Angmering Station
Angmering Station’s post office was run by the station master who was also the local postmaster, and the railway played a major role in collection and delivery at the time. A post office was present in the village itself by 1911, according to the O.S. map for that year, so that may have replaced the station one.
These postmarks are recognised as fairly rare, as the population served by the station was quite small in those days.
These four cards from the early 1900s feature the Angmering Station postmark. They were all sent by a William Arthur Jenkins to just two addressees - his parents, and a Miss Edith M. Barnard.
All these locations were accessible by rail at the time which suggests that William may have visited them from Angmering, where he worked as a grocer's assistant, subsequently posting the cards at the station.
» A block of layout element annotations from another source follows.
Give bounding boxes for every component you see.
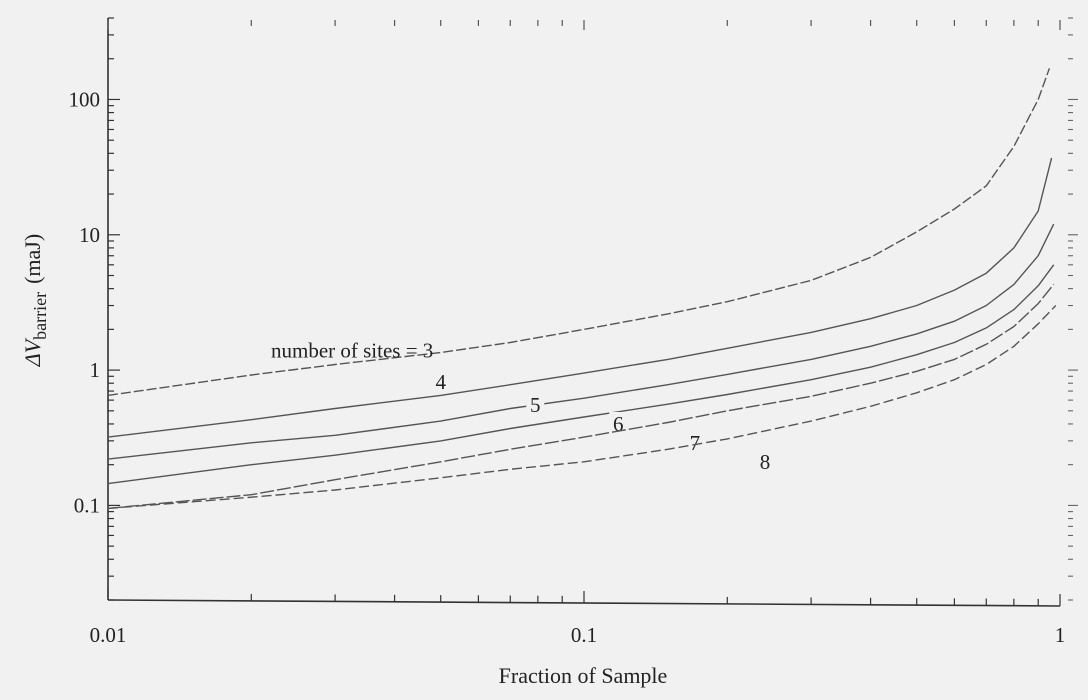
series-line [107, 305, 1057, 510]
y-tick-label: 1 [90, 358, 101, 382]
series-line [107, 68, 1051, 397]
series-label: number of sites = 3 [271, 338, 433, 362]
x-axis-title: Fraction of Sample [499, 663, 668, 688]
series-label-background [609, 411, 628, 434]
series-line [107, 283, 1055, 510]
svg-text:ΔVbarrier(maJ): ΔVbarrier (maJ) [20, 234, 50, 367]
series-label: 5 [530, 393, 541, 417]
series-label-background [755, 449, 774, 472]
x-tick-label: 0.1 [571, 623, 597, 647]
series-label: 7 [690, 431, 701, 455]
y-tick-label: 100 [69, 87, 101, 111]
series-line [107, 264, 1055, 485]
series-label-background [685, 430, 704, 453]
series-label: 4 [435, 370, 446, 394]
series-label-background [431, 369, 450, 392]
x-tick-label: 0.01 [90, 623, 127, 647]
series-line [107, 223, 1055, 460]
tick-labels: 0.01 0.1 1 0.1 1 10 100 [69, 87, 1066, 647]
y-axis-title-main: ΔV [20, 337, 45, 367]
y-axis-title-sub: barrier [30, 292, 50, 340]
data-series: number of sites = 34 5 6 7 8 [107, 68, 1057, 510]
axis-ticks [107, 17, 1078, 606]
series-label: 6 [613, 412, 624, 436]
series-label: 8 [760, 450, 771, 474]
y-axis-title-unit: (maJ) [20, 234, 45, 284]
x-tick-label: 1 [1055, 623, 1066, 647]
series-line [107, 157, 1053, 438]
series-label-background [526, 393, 545, 416]
y-tick-label: 10 [79, 223, 100, 247]
y-tick-label: 0.1 [74, 493, 100, 517]
y-axis-title: ΔVbarrier (maJ) [20, 234, 50, 367]
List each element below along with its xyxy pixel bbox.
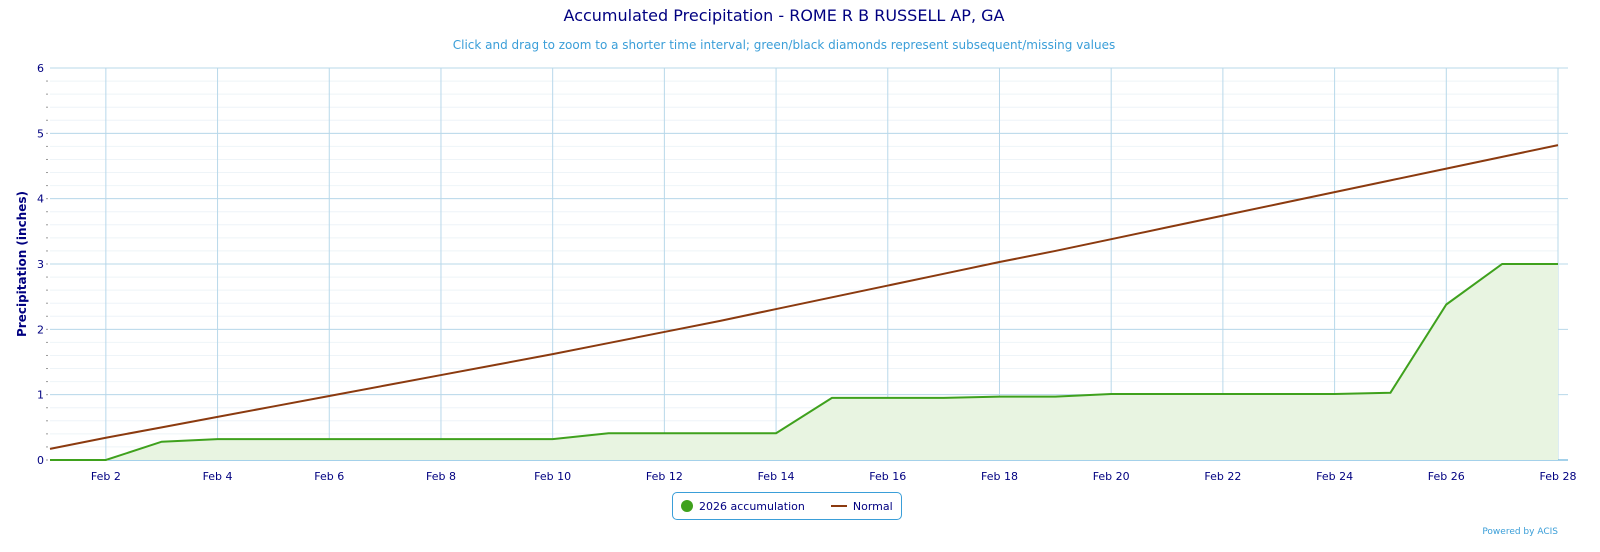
x-tick-label: Feb 26 xyxy=(1428,470,1465,483)
legend: 2026 accumulation Normal xyxy=(672,492,902,520)
x-tick-label: Feb 8 xyxy=(426,470,456,483)
x-tick-label: Feb 6 xyxy=(314,470,344,483)
normal-line xyxy=(49,144,1559,450)
legend-item-normal[interactable]: Normal xyxy=(852,499,893,513)
y-tick-label: 6 xyxy=(37,62,44,75)
y-tick-label: 1 xyxy=(37,389,44,402)
x-tick-label: Feb 20 xyxy=(1093,470,1130,483)
accumulation-area xyxy=(50,264,1558,460)
x-tick-label: Feb 12 xyxy=(646,470,683,483)
y-tick-label: 5 xyxy=(37,127,44,140)
y-tick-label: 3 xyxy=(37,258,44,271)
y-tick-label: 0 xyxy=(37,454,44,467)
x-tick-label: Feb 10 xyxy=(534,470,571,483)
x-tick-label: Feb 2 xyxy=(91,470,121,483)
chart-subtitle: Click and drag to zoom to a shorter time… xyxy=(452,38,1116,52)
x-tick-label: Feb 14 xyxy=(758,470,795,483)
x-tick-label: Feb 16 xyxy=(869,470,906,483)
chart-title: Accumulated Precipitation - ROME R B RUS… xyxy=(563,6,1005,25)
legend-item-accumulation[interactable]: 2026 accumulation xyxy=(699,499,805,513)
powered-by-link[interactable]: Powered by ACIS xyxy=(1482,527,1558,537)
y-tick-label: 4 xyxy=(37,193,44,206)
y-axis-title: Precipitation (inches) xyxy=(15,191,29,337)
x-tick-label: Feb 4 xyxy=(203,470,233,483)
x-tick-label: Feb 24 xyxy=(1316,470,1353,483)
normal-legend-marker xyxy=(830,505,847,507)
accumulation-line xyxy=(50,263,1558,461)
x-tick-label: Feb 28 xyxy=(1540,470,1577,483)
accumulation-legend-marker xyxy=(681,500,693,512)
x-tick-label: Feb 18 xyxy=(981,470,1018,483)
x-tick-label: Feb 22 xyxy=(1204,470,1241,483)
y-tick-label: 2 xyxy=(37,323,44,336)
The backs of the cards show us more. The angled placement of the stamps on two of them was used as a code for expressing affection from the sender - in this case to his parents, and to Edith. It is no surprise that William eventually married her in 1911.
One of the texts to his parents comments that "The Baltic fleet passed here yesterday afternoon. What do you think of the North Sea Outrage." This refers to an incident three days earlier in the North Sea when the Russian Baltic fleet, on its way to a battle with the Japanese fleet on the other side of the world, had opened fire on the Hull fishing fleet in the mistaken idea that these were Japanese torpedo boats! One boat was sunk, killing two men and wounding several others. The ensuing public outcry resulted in the dispatch of our own navy in pursuit of the Russians, but a state of war was narrowly averted. The Russians eventually suffered a crushing defeat by the Japanese at the battle of Tsushima, some seven months later.
Many postcards were issued depicting what came to be called the Dogger Bank Incident. The one featured here is an artist's impression of the action.
Here are two versions of the same scene, showing the damage to the trawlers in Hull.
One of the newspaper illustrations, sold as a postcard, shows an extra shot hole which was presumably added to enhance the effect and add to the impact. An early example of fake news, perhaps?
Many accounts of the Russian fleet story have been published. One of these was The Fleet that had to Die, by Richard Hough from 2000.